Читаем Покров над Троицей (СИ) полностью

(***) Hominis est errare, insipientis perseverare. — Человеку свойственно ошибаться, глупцу — упорствовать. (Латынь)

(****) In hostem omnia licita. — По отношению к врагу всё дозволено.(Латынь)

(*****) Auxilium opus est? — Нужна помощь? (Латынь)

(******) Ес­ли по­двиг Пе­ре­све­та ста­ли сра­зу про­слав­лять в по­вест­во­ва­ни­ях о Ку­ли­ков­ской бит­ве, то древ­ней­шие из­вест­ные рас­ска­зы о ней умал­чи­ва­ют об Ос­ля­бе. Его имя не во­шло в боль­шин­ство ле­то­пис­ных спис­ков уби­ен­ных на Ку­ли­ко­вом по­ле, нет его и в си­но­ди­ках пав­ших.
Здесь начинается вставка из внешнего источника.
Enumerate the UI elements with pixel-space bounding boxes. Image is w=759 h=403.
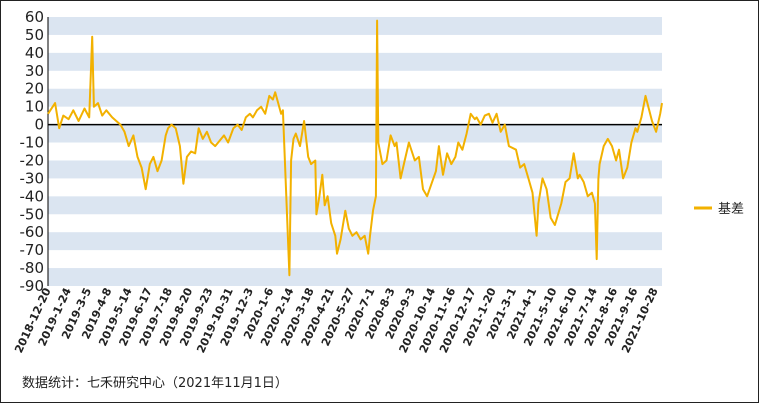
grid-band xyxy=(48,268,662,286)
y-tick-label: -80 xyxy=(20,259,45,277)
y-tick-label: -50 xyxy=(20,205,45,223)
grid-band xyxy=(48,196,662,215)
y-tick-label: 50 xyxy=(25,26,44,44)
x-axis: 2018-12-202019-1-242019-3-52019-4-82019-… xyxy=(12,285,661,355)
y-tick-label: -20 xyxy=(20,151,45,169)
y-tick-label: -90 xyxy=(20,277,45,295)
footnote: 数据统计：七禾研究中心（2021年11月1日） xyxy=(22,376,288,391)
grid-bands xyxy=(48,17,662,286)
y-tick-label: -30 xyxy=(20,169,45,187)
y-tick-label: 10 xyxy=(25,98,44,116)
y-tick-label: -60 xyxy=(20,223,45,241)
series-line-jicha xyxy=(47,19,663,277)
y-tick-label: 0 xyxy=(34,116,44,134)
grid-band xyxy=(48,232,662,251)
grid-band xyxy=(48,160,662,179)
grid-band xyxy=(48,52,662,71)
legend-label: 基差 xyxy=(718,202,744,217)
y-tick-label: 60 xyxy=(25,8,44,26)
y-tick-label: 40 xyxy=(25,44,44,62)
grid-band xyxy=(48,88,662,107)
y-tick-label: 20 xyxy=(25,80,44,98)
y-tick-label: -40 xyxy=(20,187,45,205)
y-tick-label: -10 xyxy=(20,134,45,152)
grid-band xyxy=(48,124,662,143)
y-tick-label: 30 xyxy=(25,62,44,80)
grid-band xyxy=(48,17,662,35)
y-tick-label: -70 xyxy=(20,241,45,259)
legend: 基差 xyxy=(694,202,744,217)
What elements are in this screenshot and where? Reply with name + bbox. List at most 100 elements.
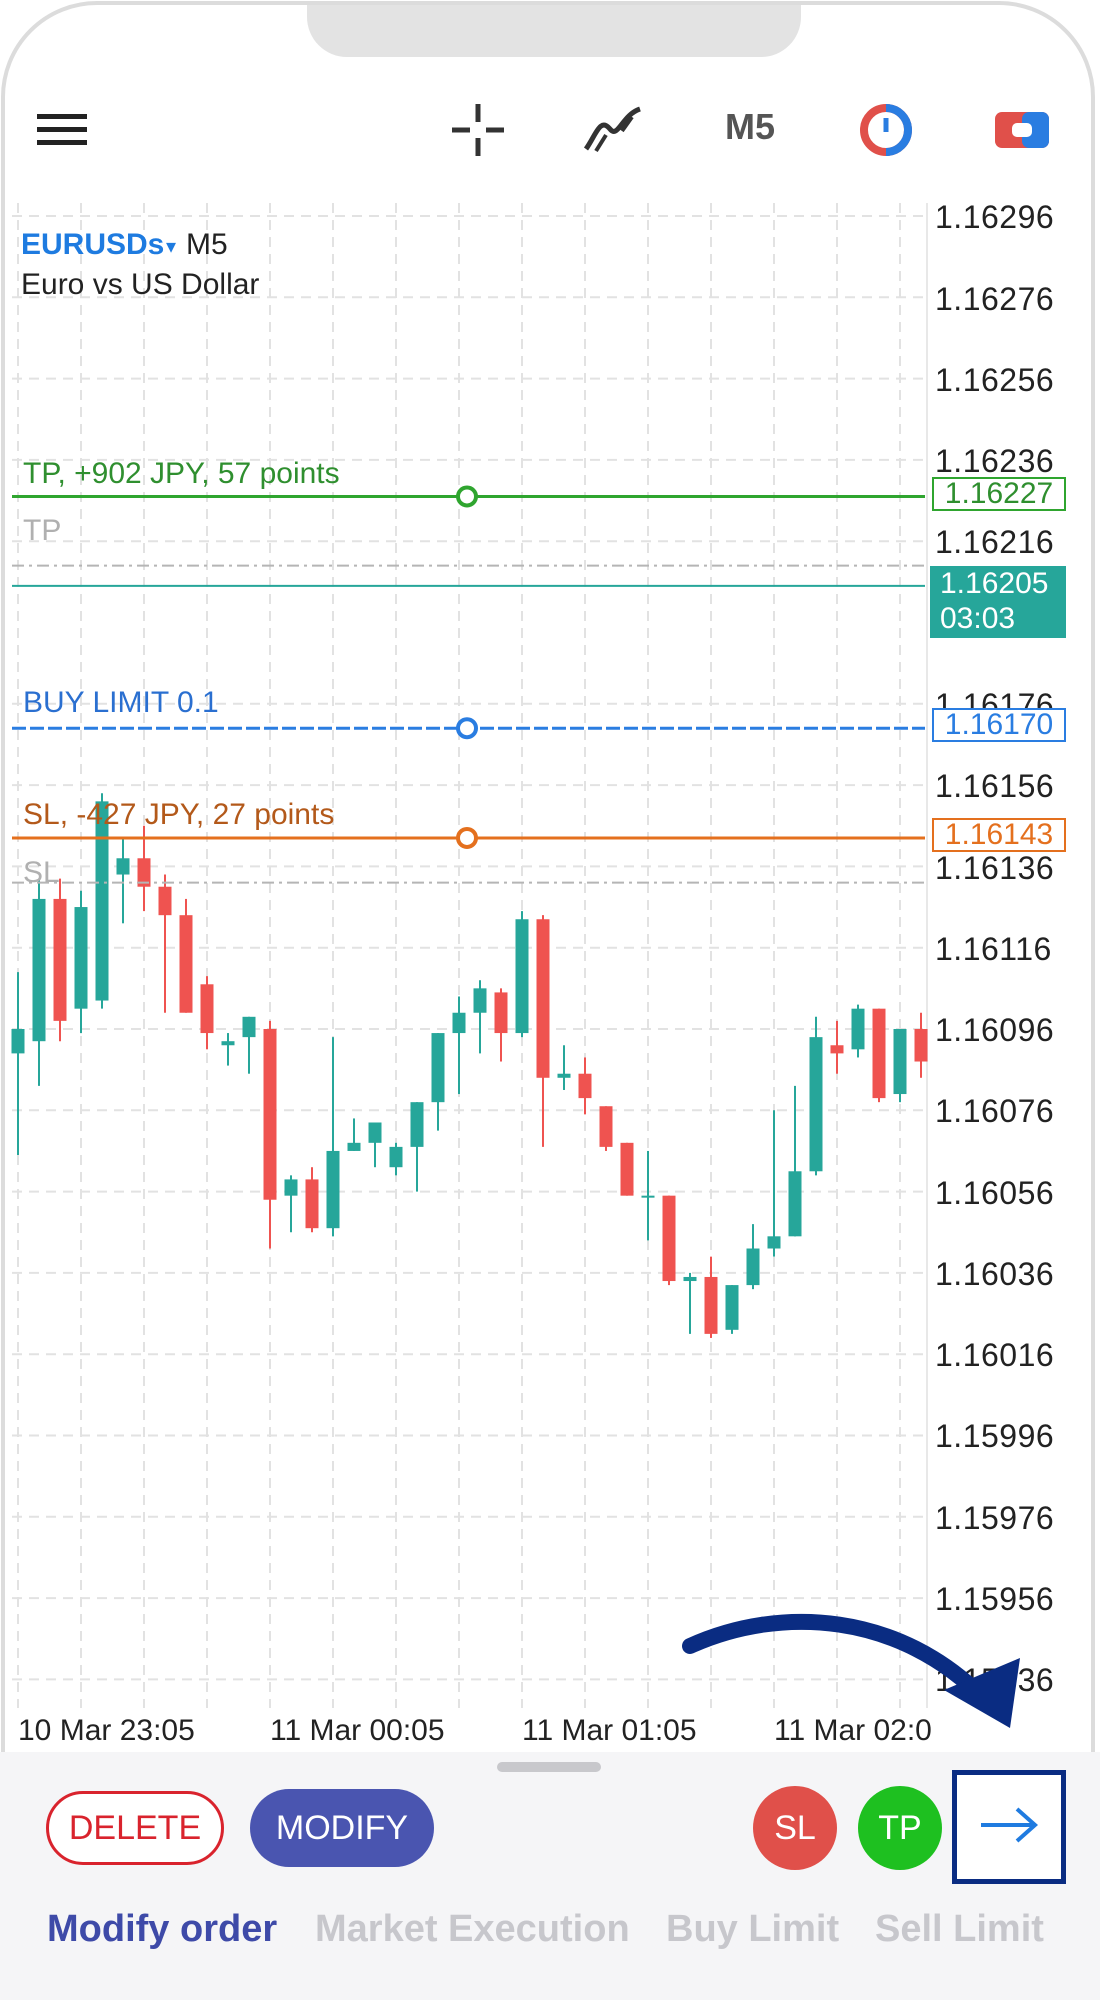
candle-body — [578, 1073, 592, 1099]
sl-price-tag: 1.16143 — [932, 818, 1066, 852]
y-axis-label: 1.16156 — [935, 768, 1055, 804]
candle-body — [263, 1029, 277, 1200]
y-axis-label: 1.16056 — [935, 1175, 1055, 1211]
candle-body — [95, 801, 109, 1001]
candle-body — [830, 1045, 844, 1054]
bid-price-tag: 1.16205 03:03 — [930, 566, 1066, 638]
candle-body — [599, 1106, 613, 1147]
candle-body — [893, 1029, 907, 1095]
phone-notch — [307, 5, 801, 57]
y-axis-label: 1.16036 — [935, 1256, 1055, 1292]
one-click-timer-icon[interactable] — [856, 98, 916, 162]
indicators-icon[interactable] — [580, 98, 646, 162]
x-axis-label: 11 Mar 01:05 — [522, 1714, 697, 1747]
symbol-name[interactable]: EURUSDs — [21, 228, 165, 261]
candle-body — [200, 984, 214, 1034]
candle-body — [851, 1008, 865, 1050]
tp-line-label[interactable]: TP, +902 JPY, 57 points — [23, 457, 340, 490]
tab-modify-order[interactable]: Modify order — [47, 1908, 278, 1950]
buy-limit-price-tag: 1.16170 — [932, 708, 1066, 742]
sl-drag-handle — [456, 826, 478, 849]
tab-sell-limit[interactable]: Sell Limit — [875, 1908, 1044, 1950]
y-axis-label: 1.16016 — [935, 1337, 1055, 1373]
delete-button[interactable]: DELETE — [46, 1791, 224, 1865]
candle-body — [242, 1016, 256, 1038]
candle-body — [914, 1029, 928, 1062]
tp-button[interactable]: TP — [858, 1786, 942, 1870]
symbol-description: Euro vs US Dollar — [21, 268, 260, 301]
y-axis-label: 1.16216 — [935, 524, 1055, 560]
sl-ghost-label: SL — [23, 856, 60, 889]
y-axis-label: 1.15976 — [935, 1500, 1055, 1536]
candle-body — [305, 1179, 319, 1229]
y-axis-label: 1.16276 — [935, 281, 1055, 317]
candle-body — [53, 898, 67, 1021]
y-axis-label: 1.15936 — [935, 1662, 1055, 1698]
y-axis-label: 1.15996 — [935, 1418, 1055, 1454]
candle-body — [410, 1102, 424, 1147]
candle-body — [284, 1179, 298, 1196]
crosshair-icon[interactable] — [448, 98, 508, 162]
candle-body — [368, 1122, 382, 1143]
arrow-right-icon — [977, 1805, 1041, 1850]
candle-body — [683, 1276, 697, 1282]
buy-limit-label[interactable]: BUY LIMIT 0.1 — [23, 686, 219, 719]
candle-body — [74, 907, 88, 1009]
candle-body — [725, 1285, 739, 1330]
symbol-timeframe: M5 — [186, 228, 228, 261]
candle-body — [662, 1195, 676, 1282]
timeframe-selector[interactable]: M5 — [724, 106, 775, 147]
candle-body — [536, 919, 550, 1078]
bid-price: 1.16205 — [940, 567, 1049, 600]
candle-body — [389, 1146, 403, 1168]
tab-buy-limit[interactable]: Buy Limit — [666, 1908, 840, 1950]
candle-body — [788, 1171, 802, 1237]
tp-price-tag: 1.16227 — [932, 477, 1066, 511]
y-axis-label: 1.16256 — [935, 362, 1055, 398]
y-axis-label: 1.16116 — [935, 931, 1052, 967]
hamburger-menu-icon[interactable] — [36, 98, 88, 162]
y-axis-label: 1.15956 — [935, 1581, 1055, 1617]
candle-body — [326, 1150, 340, 1229]
order-panel — [0, 1752, 1100, 2000]
candle-body — [515, 919, 529, 1034]
candle-body — [158, 886, 172, 916]
trade-icon[interactable] — [992, 98, 1052, 162]
candle-body — [494, 992, 508, 1034]
modify-button[interactable]: MODIFY — [250, 1789, 434, 1867]
candle-body — [11, 1029, 25, 1054]
candle-body — [767, 1236, 781, 1249]
symbol-dropdown-icon[interactable]: ▾ — [166, 236, 177, 258]
sl-button[interactable]: SL — [753, 1786, 837, 1870]
y-axis-label: 1.16296 — [935, 199, 1055, 235]
y-axis-label: 1.16136 — [935, 850, 1055, 886]
candle-body — [32, 898, 46, 1042]
x-axis-label: 11 Mar 00:05 — [270, 1714, 445, 1747]
tp-ghost-label: TP — [23, 514, 62, 547]
candle-body — [347, 1142, 361, 1151]
buy-limit-drag-handle — [456, 717, 478, 740]
candle-body — [137, 858, 151, 887]
candle-body — [746, 1248, 760, 1286]
candle-body — [221, 1041, 235, 1046]
candle-body — [641, 1195, 655, 1198]
bar-countdown: 03:03 — [940, 602, 1016, 635]
candle-body — [809, 1037, 823, 1172]
candle-body — [116, 858, 130, 875]
panel-drag-handle[interactable] — [497, 1762, 601, 1772]
x-axis-label: 10 Mar 23:05 — [18, 1714, 195, 1747]
tp-drag-handle — [456, 485, 478, 508]
y-axis-label: 1.16076 — [935, 1093, 1055, 1129]
x-axis-label: 11 Mar 02:0 — [774, 1714, 932, 1747]
candle-body — [179, 915, 193, 1013]
tab-market-execution[interactable]: Market Execution — [315, 1908, 630, 1950]
candle-body — [557, 1073, 571, 1078]
candle-body — [872, 1008, 886, 1099]
next-button[interactable] — [952, 1770, 1066, 1884]
candle-body — [473, 988, 487, 1013]
sl-line-label[interactable]: SL, -427 JPY, 27 points — [23, 798, 335, 831]
candle-body — [431, 1033, 445, 1103]
y-axis-label: 1.16096 — [935, 1012, 1055, 1048]
candle-body — [620, 1142, 634, 1196]
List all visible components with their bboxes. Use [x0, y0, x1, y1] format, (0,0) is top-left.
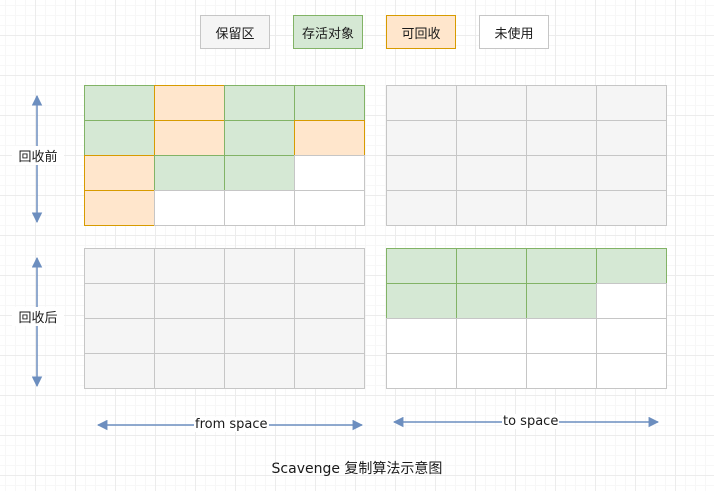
memory-cell-unused [596, 353, 667, 389]
memory-cell-reserved [154, 283, 225, 319]
memory-cell-recyclable [154, 85, 225, 121]
row-label-before: 回收前 [12, 146, 64, 165]
memory-cell-reserved [386, 190, 457, 226]
legend-recyclable: 可回收 [386, 15, 456, 49]
memory-cell-recyclable [84, 190, 155, 226]
memory-cell-unused [224, 190, 295, 226]
memory-cell-reserved [456, 120, 527, 156]
memory-cell-reserved [386, 85, 457, 121]
memory-cell-reserved [84, 353, 155, 389]
memory-cell-reserved [456, 155, 527, 191]
memory-cell-reserved [294, 353, 365, 389]
memory-cell-unused [596, 318, 667, 354]
from-space-before-grid [84, 85, 365, 226]
memory-cell-reserved [596, 190, 667, 226]
memory-cell-reserved [526, 85, 597, 121]
memory-cell-recyclable [84, 155, 155, 191]
memory-cell-live [456, 248, 527, 284]
memory-cell-unused [154, 190, 225, 226]
memory-cell-unused [456, 353, 527, 389]
legend-live: 存活对象 [293, 15, 363, 49]
memory-cell-unused [596, 283, 667, 319]
legend-unused-label: 未使用 [494, 26, 534, 42]
memory-cell-unused [294, 155, 365, 191]
legend-unused: 未使用 [479, 15, 549, 49]
memory-cell-reserved [84, 318, 155, 354]
memory-cell-unused [526, 318, 597, 354]
memory-cell-reserved [154, 353, 225, 389]
legend-recyclable-label: 可回收 [401, 26, 441, 42]
memory-cell-reserved [596, 120, 667, 156]
legend-live-label: 存活对象 [301, 26, 354, 42]
memory-cell-unused [456, 318, 527, 354]
memory-cell-reserved [224, 353, 295, 389]
memory-cell-reserved [526, 190, 597, 226]
diagram-caption: Scavenge 复制算法示意图 [271, 461, 443, 477]
memory-cell-unused [294, 190, 365, 226]
memory-cell-reserved [596, 85, 667, 121]
row-label-after: 回收后 [12, 307, 64, 326]
memory-cell-live [526, 283, 597, 319]
memory-cell-unused [386, 318, 457, 354]
from-space-after-grid [84, 248, 365, 389]
legend-reserved: 保留区 [200, 15, 270, 49]
legend-reserved-label: 保留区 [215, 26, 255, 42]
to-space-label: to space [502, 414, 560, 429]
to-space-before-grid [386, 85, 667, 226]
memory-cell-live [154, 155, 225, 191]
memory-cell-live [456, 283, 527, 319]
from-space-label: from space [194, 417, 269, 432]
memory-cell-reserved [294, 248, 365, 284]
memory-cell-live [84, 85, 155, 121]
to-space-after-grid [386, 248, 667, 389]
memory-cell-reserved [224, 318, 295, 354]
memory-cell-live [596, 248, 667, 284]
memory-cell-reserved [84, 248, 155, 284]
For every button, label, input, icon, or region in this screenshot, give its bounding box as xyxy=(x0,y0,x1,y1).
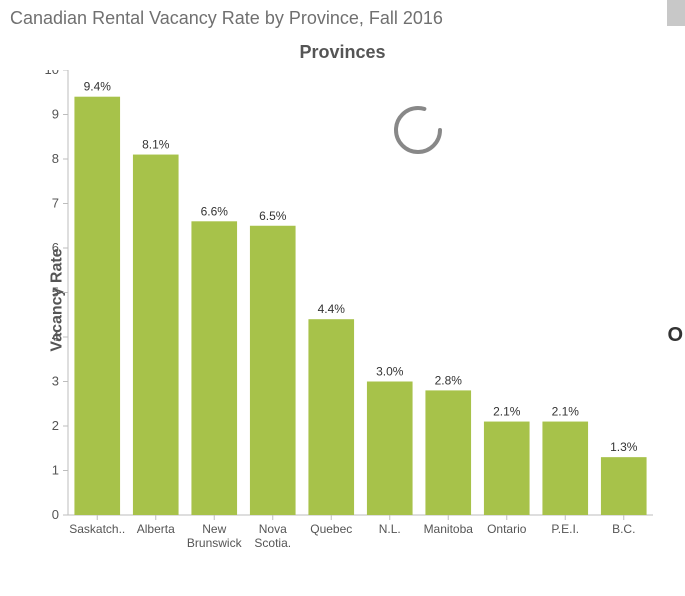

Лишь «За­дон­щи­на» и «По­весть о Ма­ма­е­вом по­бо­и­ще», изо­бра­жа­ю­щая ино­ков-во­и­нов как бы­лин­ных бо­га­ты­рей, го­во­рит о смер­ти в бит­ве не толь­ко Алек­сандра-Пе­ре­све­та, но и Родиона-Ос­ля­би. Только в XVII ве­ке имя Родиона Осляби бы­ло вне­се­но в свят­цы. В ме­ся­це­сло­ве Си­мо­на (Аза­рьи­на) се­ре­ди­ны 1650-х го­дов ска­за­но: «Пре­по­доб­нии стар­цы Алек­сандр и Ро­ди­он, на­ри­ца­е­мии Пе­ре­свет и Ос­ля­бя, иж на Ма­ма­е­ве по­бо­и­щи уби­е­ни бы­ша».

Глава 18


Сеча


Ворвавшиеся в крепость латиняне растеклись, разлетелись по внутреннему двору монастыря. Факелы, рассыпавшие искры в такт конскому бегу, ломаной лентой опоясали границу вторжения, и по её краям ночной воздух разрывали отчаянные крики, звон металла, топот, лошадиное ржание и ругань на многих языках.

Сгрудившиеся во внутреннем дворе беженцы, ожидавшие повозки с дровами, запрудив всё свободное пространство перед въездом в обитель, стеснившись между крепостной стеной и внутренними постройками, оказались безоружным живым щитом на пути вражеской конницы. Они пытались убежать и спрятаться, барахтались в давке, спотыкались и падали на мерзлую землю. По живым телам, калеча и убивая, бежали другие несчастные, били копыта лошадей, обезумевших от запаха крови, от предсмертных криков задавленных и зарубленных.

Всадники, расчищая себе путь, секли саблями направо и налево, топтали, расталкивали толпу, но всё равно безнадёжно застревали в ней, теряя драгоценные секунды, а вместе с ними — эффект неожиданности от нападения.


* * *

Скатившись кубарем по лестнице воротной башни, ошалело оглядевшись по сторонам, Ивашка схватился за колесо с витым корабельным канатом, перекинутым через блок к крепостной решетке, подёргал спицы, отполированные множеством рук, упёрся ногами, поднатужился до красных мушек в глазах, и убедившись, что механизм заблокирован намертво, треснул со злости кулаком по вороту, беспомощно глянув на балкон. Оттуда доносилась возня борьбы и приглушенное бормотание.

— Ни-и-фонт! Не могу-у-у-у! — завыл Ивашка, пытаясь хотя бы на вершок сдвинуть проклятущее колесо.

— Секи вервь, Иван! — кряхтя, будто поднимает трехпудовый мешок с зерном, с балкона отвечал монах, — ножом, саблей али чем иным…

Оторвавшись от заблокированного механизма, писарь подбежал к лежащим вповалку телам русских стрельцов и польских вояк, подхватил с земли первое попавшееся оружие — пятифутовый кончар(*), а когда попытался распрямиться, дверь распахнулась, и на пороге появился гусар, которого иезуит называл Мартьяшем. Во время разговора Ивашка не видел его лица, зато хорошо разглядел пляшущую саблю. Он не спутал бы её ни с какой другой. Кончик оружия точно так же нарезал замысловатые вензеля и восьмерки, но эти движения были опаснее и злее, ибо нацеливались прямиком в лоб писаря.

— O kurwa! — удивился лях, но в то же мгновение сделал подшаг и выкинул вперед руку, намереваясь насадить Ивашку на свою карабелу(**), как куренка на вертел.